The High Cost of Conservative Intellectual Bankruptcy

I hold no particular brief for David Frum, the conservative writer who was abruptly ousted as a senior fellow at the American Enterprise Institute last week. I've participated on panel discussions and debates with him (including at AEI) but wouldn't consider him a personal friend. He once accused me of becoming like Charles Lindbergh (I'm pretty sure he wasn't referring to my aviation heroics). I consider "axis of evil," his best-known construction as a Bush speechwriter, one of the most irresponsible phrases ever put in a president's mouth.

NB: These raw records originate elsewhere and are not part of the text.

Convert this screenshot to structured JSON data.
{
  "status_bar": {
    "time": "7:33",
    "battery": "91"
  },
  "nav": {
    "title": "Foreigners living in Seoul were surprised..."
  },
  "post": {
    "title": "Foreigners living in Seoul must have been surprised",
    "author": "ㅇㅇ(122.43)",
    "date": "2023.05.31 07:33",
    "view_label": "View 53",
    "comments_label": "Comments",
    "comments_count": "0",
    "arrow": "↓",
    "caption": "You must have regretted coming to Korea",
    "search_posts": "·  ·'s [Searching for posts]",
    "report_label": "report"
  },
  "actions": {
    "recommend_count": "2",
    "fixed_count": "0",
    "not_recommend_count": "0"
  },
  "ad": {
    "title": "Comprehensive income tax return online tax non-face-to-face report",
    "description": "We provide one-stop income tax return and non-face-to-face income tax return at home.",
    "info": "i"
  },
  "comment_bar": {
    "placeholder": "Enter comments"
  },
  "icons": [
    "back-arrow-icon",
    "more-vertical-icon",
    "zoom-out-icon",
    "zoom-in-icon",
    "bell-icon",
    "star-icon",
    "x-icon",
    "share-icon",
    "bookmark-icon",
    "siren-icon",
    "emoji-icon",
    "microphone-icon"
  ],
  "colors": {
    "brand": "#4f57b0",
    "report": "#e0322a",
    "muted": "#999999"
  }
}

And with 15 million people unemployed, the last person who needs my sympathy is one who's had seven years in one of the sweetest deals imaginable, a well-paid think-tank fellowship with few institutional responsibilities.

And yet, Frum's ouster is a sad day not only for conservatism but for political discourse generally. I don't say that because Frum and I agree on anything. I don't say it because I think he's a nice guy to have a beer with -- I've never had that pleasure -- or because he seems "reasonable," like David Brooks or some fifth-generation "Rockefeller Republican." I say it specifically because I disagree with him, because he's often unreasonable, because he represents a fierce, principled, engaged conservatism, one that participates in arguments in the real world, and sometimes comes back with those arguments modified, and probably improved. That's been my sense of him ever since reading his first major book, Dead Right in the mid-1990s.

It's always risky to pass judgment on any organization's personnel decisions, but from the outside it certainly seems that it was that engagement itself which led to Frum's ousting. Frum's immediate offense, it seems, was in predicting that the conservative strategy of blind opposition to health reform would be the Republicans' Waterloo, not Obama's. In other words, his heresy was to question the strategy of refusing to engage in the health-reform debate.

Bruce Bartlett, a conservative who was similarly ousted from a think-tank post several years ago for heresy about taxes, last Thursday reported Frum had told him AEI scholars had been instructed to hold their fire on health reform because so many of them agreed with the Obama approach. That account isn't quite borne out by the evidence, but the revised version of it -- that Frum told Bartlett AEI was "punching below its weight in the healthcare debate" -- surely is.

While AEI employs some whose resumés identify them as health experts, much of their recent output seems to have been devoted to opposition talking points, in blog posts like "ObamaCare is Rotten to the Core" by an improbably coiffed Intelligent Design advocate named Jay Richards. A recent article by an actual health expert, Thomas Miller, promised "Six ideas to make real progress"; all six involved political tactics for defeating Democrats, like "Mobilize the tens of millions of irate voters who were dissed and dismissed by leaders of the current (but not future) majority."

"I would expect that by September the Republicans will have come up with some constructive ideas" for health reform, former Rep. Vin Weber of Minnesota said last week. But the time for constructive ideas was the past year, when the legislation was in play. That the vaunted conservative intellectual infrastructure offered little useful during that period is ample proof of "punching below their weight." Unlike Frum's, theirs is not a conservatism that is confident of its ideas and willing to find compromises and connections but one that would rather take comfort in claiming that it represents a secret majority that was "dissed and dismissed."

But why should we care? Why does it matter to liberals if conservatives disengage, or the American Enterprise Institute wants to downgrade from Frum to (rumored hire) Marc Thiessen, the former Jesse Helms press flack, or John Bolton?

The answer is that we all benefit from a fully engaged debate. There are a lot of things I respect about conservatism, there are points I'm willing to hear, and I'm willing to adjust my own views of the world in response. I want to see my own ideas tested and challenged, in a vigorous debate with people like Frum, and while I'm confident my ideas will "win," so is he. I'm confident that both ideas will be improved by the interaction.

And I'm pretty confident I'm joined in this view by the president of the United States, for whom a formative experience was managing the fight between very Frum-like conservatives and liberals at the Harvard Law Review in the late 1980s, and whose expressed admiration for Ronald Reagan, I think, is not entirely based on Reagan's effectiveness but might have a little to do with partial, grudging respect for the conservative critique of late 1970s liberalism. Obama's enthusiasm for bipartisanship, I believe, is not just a matter of attaching some Republican names to legislation but a commitment to a kind of debate in which people of various viewpoints can find an acceptable solution not just on the basis of their interests but their values.

That hasn't happened and it's not just a matter of congressional Republicans holding back. The entire conservative movement seems to have chosen to sit this round out to avoid the risk of becoming complicit in governance, as if waiting for another chance at the total dominance they enjoyed during the Bush years. It's a kind of willful intellectual bankruptcy, and it's not likely to end well, for their movement or for American democracy.